Райнер колебался еще несколько мгновений, потом отбросил ветку далеко в сторону, плюнул в сердцах под ноги и отвернулся, яростно затолкав кулачищи в карманы галифе.
- Глупый ты парень, Райнер, - сказал капитан Сад, встал и подошел к немцу; его макушка была чуть выше плеча графа. - Ладно. Ты свободен.
- Идите к черту, капитан, - сказал Райнер.
- Скорее всего я там буду сегодня же.
- Если вы думаете, что теперь я лучшего мнения о вас…
- Ладно, ладно. - Капитан Сад засмеялся. - Знаешь, Райнер, а я тоже собирал марки. Даже специально на почту устроился работать разносчиком в вечернюю смену. У меня их было много, марок-то, почти тысяча.
- У меня в Люцерне отведен для этого целый кабинет. И специалист нанят, чтобы следить за новинками и ездить по аукционам.

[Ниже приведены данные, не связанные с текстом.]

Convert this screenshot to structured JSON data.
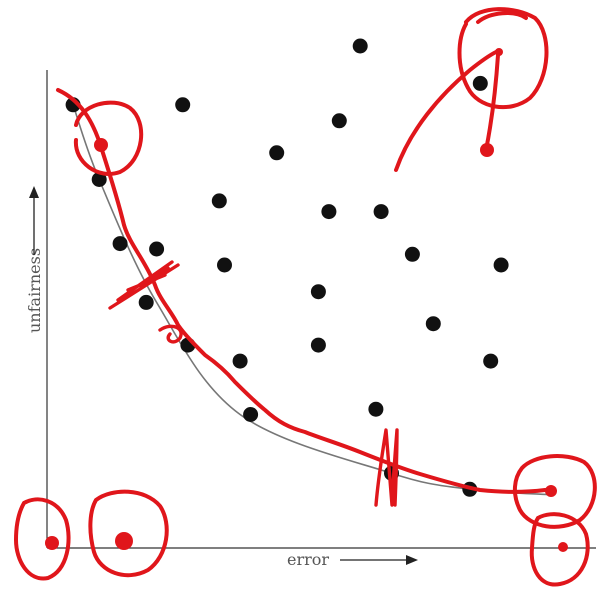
{
  "chart_data": {
    "type": "scatter",
    "xlabel": "error",
    "ylabel": "unfairness",
    "xlim": [
      0,
      100
    ],
    "ylim": [
      0,
      100
    ],
    "points": [
      {
        "x": 60,
        "y": 94
      },
      {
        "x": 83,
        "y": 87
      },
      {
        "x": 5,
        "y": 83
      },
      {
        "x": 26,
        "y": 83
      },
      {
        "x": 56,
        "y": 80
      },
      {
        "x": 44,
        "y": 74
      },
      {
        "x": 10,
        "y": 69
      },
      {
        "x": 33,
        "y": 65
      },
      {
        "x": 54,
        "y": 63
      },
      {
        "x": 64,
        "y": 63
      },
      {
        "x": 14,
        "y": 57
      },
      {
        "x": 21,
        "y": 56
      },
      {
        "x": 70,
        "y": 55
      },
      {
        "x": 34,
        "y": 53
      },
      {
        "x": 87,
        "y": 53
      },
      {
        "x": 52,
        "y": 48
      },
      {
        "x": 19,
        "y": 46
      },
      {
        "x": 74,
        "y": 42
      },
      {
        "x": 27,
        "y": 38
      },
      {
        "x": 52,
        "y": 38
      },
      {
        "x": 37,
        "y": 35
      },
      {
        "x": 85,
        "y": 35
      },
      {
        "x": 63,
        "y": 26
      },
      {
        "x": 39,
        "y": 25
      },
      {
        "x": 66,
        "y": 14
      },
      {
        "x": 81,
        "y": 11
      }
    ],
    "frontier": [
      [
        5,
        83
      ],
      [
        10,
        69
      ],
      [
        21,
        46
      ],
      [
        37,
        25
      ],
      [
        66,
        14
      ],
      [
        81,
        11
      ],
      [
        96,
        10
      ]
    ]
  },
  "annotations": {
    "ink_color": "#e0161b",
    "pen_circles": 6,
    "pen_arrows": 2,
    "pen_cross_marks": 2
  }
}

- Лихо, - ответил капитан Сад, но из гордости не спросил, что такое аукцион.
Сашка так и не смог связаться с дивизией.
За семь дней, пока добирались сюда, группа ни разу не вышла в эфир. Сейчас никто из своих не знал, где они, и если им случится вступить в бой и погибнуть, об этом не узнает никто.
- Далеко они, - жаловался Сашка, - вот поближе б им надвинуться хоть на сотню километров…
Теперь он рвался в эфир, не таясь от радиоперехватчиков Хальдорфа, но дивизия их не слышала. И никто им не мог помочь. Потому что вместе с рассветом наступил тот самый день, когда им с Хальдорфом было не разминуться.